A comparison of letrozole and tamoxifen in postmenopausal women with early breast cancer

Publikation

A comparison of letrozole and tamoxifen in postmenopausal women with early breast cancer

Wissenschaftlicher Artikel/Review - 29.12.2005

Breast International Group (BIG) 1-98 Collaborative Group, Price Karen N, Wardly Andrew, Wardley Andrew, Smith Ian, Rabaglio Manuela, Gelber Richard D, Castiglione-Gertsch Monica, Paridaens Robert, Forbes John F, Mauriac Louis, Mouridsen Henning, Coates Alan S, Keshaviah Aparna, Thürlimann Beat, Goldhirsch Aron

Zitation

Breast International Group (BIG) 1-98 Collaborative Group, Price K, Wardly A, Wardley A, Smith I, Rabaglio M, Gelber R, Castiglione-Gertsch M, Paridaens R, Forbes J, Mauriac L, Mouridsen H, Coates A, Keshaviah A, Thürlimann B, Goldhirsch A. A comparison of letrozole and tamoxifen in postmenopausal women with early breast cancer. NEJM 2005; 353:2747-57.

Art

Wissenschaftlicher Artikel/Review (Englisch)

Zeitschrift

NEJM 2005; 353

Veröffentlichungsdatum

29.12.2005

eISSN (Online)

1533-4406

Seiten

2747-57

Kurzbeschreibung/Zielsetzung

BACKGROUND: The aromatase inhibitor letrozole is a more effective treatment for metastatic breast cancer and more effective in the neoadjuvant setting than tamoxifen. We compared letrozole with tamoxifen as adjuvant treatment for steroid-hormone-receptor-positive breast cancer in postmenopausal women. METHODS: The Breast International Group (BIG) 1-98 study is a randomized, phase 3, double-blind trial that compared five years of treatment with various adjuvant endocrine therapy regimens in postmenopausal women with hormone-receptor-positive breast cancer: letrozole, letrozole followed by tamoxifen, tamoxifen, and tamoxifen followed by letrozole. This analysis compares the two groups assigned to receive letrozole initially with the two groups assigned to receive tamoxifen initially; events and follow-up in the sequential-treatment groups were included up to the time that treatments were switched.
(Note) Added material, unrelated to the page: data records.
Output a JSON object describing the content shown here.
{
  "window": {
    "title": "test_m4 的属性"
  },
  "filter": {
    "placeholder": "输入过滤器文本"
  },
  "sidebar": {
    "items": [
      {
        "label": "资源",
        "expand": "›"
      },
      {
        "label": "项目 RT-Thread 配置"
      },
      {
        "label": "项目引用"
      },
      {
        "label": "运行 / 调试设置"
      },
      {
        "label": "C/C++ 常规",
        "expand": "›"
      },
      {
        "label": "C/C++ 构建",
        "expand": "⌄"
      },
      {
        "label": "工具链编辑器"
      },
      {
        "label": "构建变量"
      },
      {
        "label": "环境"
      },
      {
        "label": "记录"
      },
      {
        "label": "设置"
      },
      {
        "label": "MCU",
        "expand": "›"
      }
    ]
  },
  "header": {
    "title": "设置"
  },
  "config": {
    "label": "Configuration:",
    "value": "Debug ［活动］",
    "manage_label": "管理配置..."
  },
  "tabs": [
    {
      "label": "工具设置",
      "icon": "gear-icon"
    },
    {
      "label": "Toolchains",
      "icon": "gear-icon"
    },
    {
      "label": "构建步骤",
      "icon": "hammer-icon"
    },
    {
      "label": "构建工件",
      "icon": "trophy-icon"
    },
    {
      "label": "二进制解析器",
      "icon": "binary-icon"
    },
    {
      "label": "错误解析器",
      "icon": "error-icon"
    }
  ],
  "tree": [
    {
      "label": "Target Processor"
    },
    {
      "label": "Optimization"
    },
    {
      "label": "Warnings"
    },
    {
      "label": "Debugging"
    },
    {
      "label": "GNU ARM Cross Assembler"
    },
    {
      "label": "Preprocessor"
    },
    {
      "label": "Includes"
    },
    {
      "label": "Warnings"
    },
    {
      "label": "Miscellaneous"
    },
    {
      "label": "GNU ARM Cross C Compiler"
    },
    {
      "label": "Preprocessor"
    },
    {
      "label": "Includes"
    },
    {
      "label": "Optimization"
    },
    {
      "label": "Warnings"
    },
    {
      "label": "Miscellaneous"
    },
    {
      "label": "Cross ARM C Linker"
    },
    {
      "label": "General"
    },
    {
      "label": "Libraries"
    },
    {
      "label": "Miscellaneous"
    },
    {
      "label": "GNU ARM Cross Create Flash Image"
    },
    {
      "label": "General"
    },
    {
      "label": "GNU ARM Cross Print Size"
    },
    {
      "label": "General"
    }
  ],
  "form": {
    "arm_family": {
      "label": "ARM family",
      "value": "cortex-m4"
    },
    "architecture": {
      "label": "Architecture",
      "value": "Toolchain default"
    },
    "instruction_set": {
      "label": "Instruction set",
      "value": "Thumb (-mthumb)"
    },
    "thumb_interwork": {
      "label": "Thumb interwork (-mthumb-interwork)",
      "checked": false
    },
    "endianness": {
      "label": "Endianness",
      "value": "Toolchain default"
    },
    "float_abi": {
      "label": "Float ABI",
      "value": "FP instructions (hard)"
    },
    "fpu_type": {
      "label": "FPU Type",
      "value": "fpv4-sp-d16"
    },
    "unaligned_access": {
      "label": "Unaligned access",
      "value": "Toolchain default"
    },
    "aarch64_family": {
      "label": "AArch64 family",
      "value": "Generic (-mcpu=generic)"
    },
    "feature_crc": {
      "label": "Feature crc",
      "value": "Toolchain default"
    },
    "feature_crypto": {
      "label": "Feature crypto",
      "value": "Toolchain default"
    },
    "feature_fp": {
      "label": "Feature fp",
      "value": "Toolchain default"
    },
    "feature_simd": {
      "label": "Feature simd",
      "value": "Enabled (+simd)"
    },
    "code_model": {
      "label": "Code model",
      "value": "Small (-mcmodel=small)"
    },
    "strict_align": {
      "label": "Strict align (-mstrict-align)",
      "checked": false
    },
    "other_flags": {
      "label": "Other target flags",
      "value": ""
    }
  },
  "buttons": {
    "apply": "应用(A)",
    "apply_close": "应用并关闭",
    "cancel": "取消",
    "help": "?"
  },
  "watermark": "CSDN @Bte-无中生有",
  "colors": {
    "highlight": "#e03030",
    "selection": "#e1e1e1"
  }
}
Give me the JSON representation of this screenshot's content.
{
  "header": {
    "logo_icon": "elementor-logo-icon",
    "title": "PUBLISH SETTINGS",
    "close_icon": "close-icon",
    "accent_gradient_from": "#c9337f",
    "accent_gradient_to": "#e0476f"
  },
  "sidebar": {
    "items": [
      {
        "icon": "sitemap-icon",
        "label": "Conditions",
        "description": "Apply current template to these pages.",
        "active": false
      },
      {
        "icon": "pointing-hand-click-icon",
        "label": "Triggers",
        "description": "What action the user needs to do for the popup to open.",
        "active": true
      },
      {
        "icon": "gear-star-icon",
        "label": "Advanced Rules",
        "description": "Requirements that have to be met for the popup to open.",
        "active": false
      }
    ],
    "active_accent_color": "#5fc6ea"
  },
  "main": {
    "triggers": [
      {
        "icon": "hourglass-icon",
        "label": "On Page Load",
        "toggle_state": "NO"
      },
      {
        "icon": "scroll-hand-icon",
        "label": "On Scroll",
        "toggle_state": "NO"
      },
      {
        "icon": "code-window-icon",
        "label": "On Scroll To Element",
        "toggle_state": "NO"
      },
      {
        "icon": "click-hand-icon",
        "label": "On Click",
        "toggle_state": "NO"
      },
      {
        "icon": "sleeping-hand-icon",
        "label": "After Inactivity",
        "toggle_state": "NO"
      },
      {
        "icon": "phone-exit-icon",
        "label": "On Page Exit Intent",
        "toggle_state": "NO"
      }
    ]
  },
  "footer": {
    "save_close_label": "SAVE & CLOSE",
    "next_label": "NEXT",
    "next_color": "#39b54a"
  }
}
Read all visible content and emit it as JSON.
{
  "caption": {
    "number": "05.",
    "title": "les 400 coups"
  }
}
RESULTS: A total of 8010 women with data that could be assessed were enrolled, 4003 in the letrozole group and 4007 in the tamoxifen group. After a median follow-up of 25.8 months, 351 events had occurred in the letrozole group and 428 events in the tamoxifen group, with five-year disease-free survival estimates of 84.0 percent and 81.4 percent, respectively. As compared with tamoxifen, letrozole significantly reduced the risk of an event ending a period of disease-free survival (hazard ratio, 0.81; 95 percent confidence interval, 0.70 to 0.93; P=0.003), especially the risk of distant recurrence (hazard ratio, 0.73; 95 percent confidence interval, 0.60 to 0.88; P=0.001). Thromboembolism, endometrial cancer, and vaginal bleeding were more common in the tamoxifen group. Women given letrozole had a higher incidence of skeletal and cardiac events and of hypercholesterolemia. CONCLUSIONS: In postmenopausal women with endocrine-responsive breast cancer, adjuvant treatment with letrozole, as compared with tamoxifen, reduced the risk of recurrent disease, especially at distant sites. (ClinicalTrials.gov number, NCT00004205.)